Tragedy plot point number two was when the power kept randomly going off in my apartment, like a crafty lightning bug messing with my pizz-ower. No one believed tragic apartment Rapunzel, they accused her of optical delusions.  The electricity proceeded to disappear for over 24 hours, a week later, throughout the entire kingdom of "Building 10". Chaos, Calamity, and Cursing could be heard over all the land.   Now who's laughing ye snooty apartment office wenches.??  

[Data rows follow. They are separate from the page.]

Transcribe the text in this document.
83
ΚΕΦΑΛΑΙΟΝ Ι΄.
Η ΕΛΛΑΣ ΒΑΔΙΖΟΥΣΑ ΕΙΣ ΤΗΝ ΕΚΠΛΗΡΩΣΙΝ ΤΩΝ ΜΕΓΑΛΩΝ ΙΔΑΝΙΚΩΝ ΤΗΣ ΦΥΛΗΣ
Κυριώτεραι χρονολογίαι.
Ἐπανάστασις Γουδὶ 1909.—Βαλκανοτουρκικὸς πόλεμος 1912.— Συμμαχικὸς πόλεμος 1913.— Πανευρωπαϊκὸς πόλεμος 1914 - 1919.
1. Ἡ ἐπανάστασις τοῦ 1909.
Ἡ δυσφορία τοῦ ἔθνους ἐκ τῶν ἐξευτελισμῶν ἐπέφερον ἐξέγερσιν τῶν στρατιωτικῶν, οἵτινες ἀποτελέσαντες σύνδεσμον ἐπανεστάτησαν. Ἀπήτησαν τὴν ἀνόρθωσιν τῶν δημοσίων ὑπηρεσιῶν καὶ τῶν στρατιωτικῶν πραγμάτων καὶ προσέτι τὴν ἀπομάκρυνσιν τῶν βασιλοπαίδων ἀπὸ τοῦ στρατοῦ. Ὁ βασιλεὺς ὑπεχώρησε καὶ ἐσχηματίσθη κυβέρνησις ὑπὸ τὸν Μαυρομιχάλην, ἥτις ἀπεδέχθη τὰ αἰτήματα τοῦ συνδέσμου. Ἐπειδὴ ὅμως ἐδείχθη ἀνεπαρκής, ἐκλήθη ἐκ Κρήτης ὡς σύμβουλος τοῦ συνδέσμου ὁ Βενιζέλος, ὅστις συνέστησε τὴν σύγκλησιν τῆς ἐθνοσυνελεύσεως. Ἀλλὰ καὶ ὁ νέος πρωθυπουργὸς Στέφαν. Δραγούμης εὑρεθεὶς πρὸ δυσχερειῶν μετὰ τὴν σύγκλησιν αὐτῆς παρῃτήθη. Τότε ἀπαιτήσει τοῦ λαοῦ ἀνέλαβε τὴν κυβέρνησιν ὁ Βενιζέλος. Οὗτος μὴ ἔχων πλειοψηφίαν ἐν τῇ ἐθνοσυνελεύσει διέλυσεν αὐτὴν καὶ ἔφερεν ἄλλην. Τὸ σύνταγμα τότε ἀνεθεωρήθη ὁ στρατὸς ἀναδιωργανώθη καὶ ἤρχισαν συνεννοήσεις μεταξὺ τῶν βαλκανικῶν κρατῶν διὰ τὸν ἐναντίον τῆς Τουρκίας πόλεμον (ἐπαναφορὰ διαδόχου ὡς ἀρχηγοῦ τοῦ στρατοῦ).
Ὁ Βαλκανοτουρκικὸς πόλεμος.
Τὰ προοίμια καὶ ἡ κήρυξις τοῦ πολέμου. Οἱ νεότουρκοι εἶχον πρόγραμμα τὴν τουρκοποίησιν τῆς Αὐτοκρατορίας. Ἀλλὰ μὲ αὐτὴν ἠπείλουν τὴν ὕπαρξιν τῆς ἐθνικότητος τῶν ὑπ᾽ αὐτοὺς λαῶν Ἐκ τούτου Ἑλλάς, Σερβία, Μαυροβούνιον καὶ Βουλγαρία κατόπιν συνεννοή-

Tonight I sit and await handy dude number 2 to avenge the evil blinky alarm monster.  
(handy dude #2 is much younger than handy dude #1 coincidentally)

Prologue:
I have no alarm system set up.
I have no alarm code.
I have no intruders.

My alarm system starts beeping at random intervals for no particular reason during American Idol (well played alarm) ... Then all bazookie breaks loose and it's a wailing siren.  Thanks neighbors for coming to check on me (not).  Turning the breakers off has absolutely no effect.  I call the handy dude helpline which calls me back and instructs me to disconnect the battery in my closet.

FYI to all intruders, go to my closet first to turn off the alarm.  Neato.  So this battery looks like a small car battery with two connectors on top.  Both of them are stuck I discover through my rubber gloves.  Hey, I don't wanna die alone and electro-fried lying face down in my Croc's collection. 
So handy dude shows up and realizes there's a second part that has to be disconnected.  Handy dude doesnt know batteries but he's kinda cute.  Handy dude's gonna come replace something on Friday when the part comes in. 
 I think its a date!

Dear Alison......

Written on 9:39 PM by Kristen

Dear Alison,


What have you gotten me into?  Is this a bad Omen?   I purchased the book for May book club at half price, only to get home and find this inside the front cover....














Also, when I went took a picture of the cover, the first one turned out red.  
I am so creeped out right now.  I'm only going to read this in the daylight around people, just in case.
I'll also hold my chapstick tight to my chest in case a third thing happens ...














I trust from the Zoloft post it note that this will be beautifully written, and that no one will kill me in my sleep.  Maybe this was planted craftily by the suicide pushers at Zoloft Inc.